AUTHOR=Chen Hongmeng , Wang Zeyu , Zhang Yingjie , Jin Xing , Gao Wenquan , Yu Jizhou TITLE=Data-driven airborne bayesian forward-looking superresolution imaging based on generalized Gaussian distribution JOURNAL=Frontiers in Signal Processing VOLUME=3 YEAR=2023 URL=https://www.frontiersin.org/journals/signal-processing/articles/10.3389/frsip.2023.1093203 DOI=10.3389/frsip.2023.1093203 ISSN=2673-8198 ABSTRACT=

Airborne forward-looking radar (AFLR) has been more and more impoatant due to its wide application in the military and civilian fields, such as automatic driving, sea surveillance, airport surveillance and guidance. Recently, sparse deconvolution technique has been paid much attention in AFLR. However, the azimuth resolution performance gradually decreases with the complexity of the imaging scene. In this paper, a data-driven airborne Bayesian forward-looking superresolution imaging algorithm based on generalized gaussian distribution (GGD- Bayesian) for complex imaging scene is proposed. The generalized gaussian distribution is utilized to describe the sparsity information of the imaging scene, which is quite essential to adaptively fit different imaging scenes. Moreover, the mathematical model for forward-looking imaging was established under the maximum a posteriori (MAP) criterion based on the Bayesian framework.

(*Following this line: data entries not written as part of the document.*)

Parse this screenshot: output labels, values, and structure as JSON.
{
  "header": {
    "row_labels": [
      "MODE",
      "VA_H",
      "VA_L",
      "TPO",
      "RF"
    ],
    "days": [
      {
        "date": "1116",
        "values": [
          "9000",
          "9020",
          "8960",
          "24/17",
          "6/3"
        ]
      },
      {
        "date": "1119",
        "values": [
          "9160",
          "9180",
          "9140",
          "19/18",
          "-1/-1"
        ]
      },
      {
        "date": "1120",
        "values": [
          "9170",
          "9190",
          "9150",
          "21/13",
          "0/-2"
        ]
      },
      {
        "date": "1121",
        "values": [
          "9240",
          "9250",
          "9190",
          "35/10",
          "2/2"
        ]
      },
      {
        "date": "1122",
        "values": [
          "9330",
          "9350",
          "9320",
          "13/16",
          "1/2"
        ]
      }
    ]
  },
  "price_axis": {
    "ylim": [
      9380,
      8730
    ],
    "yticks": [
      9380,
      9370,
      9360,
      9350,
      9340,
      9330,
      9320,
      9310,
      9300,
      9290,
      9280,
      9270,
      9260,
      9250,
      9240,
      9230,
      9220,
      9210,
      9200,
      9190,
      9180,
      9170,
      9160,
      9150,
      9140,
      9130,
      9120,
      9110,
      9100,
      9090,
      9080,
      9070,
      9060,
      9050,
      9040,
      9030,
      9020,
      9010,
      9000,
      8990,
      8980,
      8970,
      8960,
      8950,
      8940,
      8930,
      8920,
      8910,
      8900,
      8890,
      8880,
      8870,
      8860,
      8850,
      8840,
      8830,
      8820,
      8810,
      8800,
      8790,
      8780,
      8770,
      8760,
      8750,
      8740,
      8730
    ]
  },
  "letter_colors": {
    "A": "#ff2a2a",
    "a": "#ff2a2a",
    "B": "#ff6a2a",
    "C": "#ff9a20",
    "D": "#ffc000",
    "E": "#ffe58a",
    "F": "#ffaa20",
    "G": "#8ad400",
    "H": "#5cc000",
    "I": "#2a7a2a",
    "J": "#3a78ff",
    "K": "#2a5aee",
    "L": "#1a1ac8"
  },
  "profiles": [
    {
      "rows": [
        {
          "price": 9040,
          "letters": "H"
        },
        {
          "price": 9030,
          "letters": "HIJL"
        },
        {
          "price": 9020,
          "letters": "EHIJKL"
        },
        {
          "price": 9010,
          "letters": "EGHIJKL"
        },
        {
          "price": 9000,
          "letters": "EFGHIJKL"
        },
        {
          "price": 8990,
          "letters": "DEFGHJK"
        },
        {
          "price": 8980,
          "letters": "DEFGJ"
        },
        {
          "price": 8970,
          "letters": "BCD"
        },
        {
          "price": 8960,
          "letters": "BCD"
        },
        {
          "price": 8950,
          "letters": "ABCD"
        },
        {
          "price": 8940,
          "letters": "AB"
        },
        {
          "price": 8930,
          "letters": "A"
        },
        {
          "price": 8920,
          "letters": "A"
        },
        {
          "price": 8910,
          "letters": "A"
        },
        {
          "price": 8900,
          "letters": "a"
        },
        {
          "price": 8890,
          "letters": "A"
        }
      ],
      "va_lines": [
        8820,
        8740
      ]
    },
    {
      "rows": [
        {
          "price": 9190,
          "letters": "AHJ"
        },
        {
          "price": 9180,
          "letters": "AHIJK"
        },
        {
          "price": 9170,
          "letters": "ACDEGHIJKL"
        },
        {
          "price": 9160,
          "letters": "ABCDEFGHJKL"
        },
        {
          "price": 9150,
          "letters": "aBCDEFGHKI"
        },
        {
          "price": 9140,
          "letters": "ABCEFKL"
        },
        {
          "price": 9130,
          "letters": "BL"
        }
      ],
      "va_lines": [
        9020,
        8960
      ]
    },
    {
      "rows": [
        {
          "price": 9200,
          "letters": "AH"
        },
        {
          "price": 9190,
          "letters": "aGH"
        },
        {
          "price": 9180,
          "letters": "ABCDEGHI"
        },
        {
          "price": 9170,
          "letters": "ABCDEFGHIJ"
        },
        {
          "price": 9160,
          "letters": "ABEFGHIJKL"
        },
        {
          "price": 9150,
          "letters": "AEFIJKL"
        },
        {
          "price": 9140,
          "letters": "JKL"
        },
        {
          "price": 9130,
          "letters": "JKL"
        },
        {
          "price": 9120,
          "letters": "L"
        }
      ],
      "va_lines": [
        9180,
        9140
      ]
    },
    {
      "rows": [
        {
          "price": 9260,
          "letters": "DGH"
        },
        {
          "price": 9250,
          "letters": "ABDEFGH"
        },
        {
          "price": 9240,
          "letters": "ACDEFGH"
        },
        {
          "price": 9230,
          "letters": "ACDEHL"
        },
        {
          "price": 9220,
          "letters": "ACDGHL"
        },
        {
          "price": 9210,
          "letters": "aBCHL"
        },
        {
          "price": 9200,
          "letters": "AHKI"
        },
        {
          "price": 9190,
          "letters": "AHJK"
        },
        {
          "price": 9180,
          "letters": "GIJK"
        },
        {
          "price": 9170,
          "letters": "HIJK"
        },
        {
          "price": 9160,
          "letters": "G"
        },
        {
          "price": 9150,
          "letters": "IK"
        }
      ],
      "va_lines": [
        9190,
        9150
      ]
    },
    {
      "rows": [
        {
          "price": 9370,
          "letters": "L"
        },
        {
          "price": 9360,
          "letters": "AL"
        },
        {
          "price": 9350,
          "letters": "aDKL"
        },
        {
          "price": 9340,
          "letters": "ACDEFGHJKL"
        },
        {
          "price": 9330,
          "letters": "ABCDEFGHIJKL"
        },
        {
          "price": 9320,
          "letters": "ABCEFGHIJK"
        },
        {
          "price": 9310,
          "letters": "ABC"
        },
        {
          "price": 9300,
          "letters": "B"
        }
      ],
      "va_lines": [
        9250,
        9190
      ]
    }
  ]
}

To solve the above optimization problem, quasi-Newton algorithm is derived and used. The main contribution of the paper is the automatic selection for the sparsity parameter in the process of forward-looking imaging. The performance assessment with simulated data has demonstrated the effectiveness of our proposed GGD- Bayesian algorithm under complex scenarios.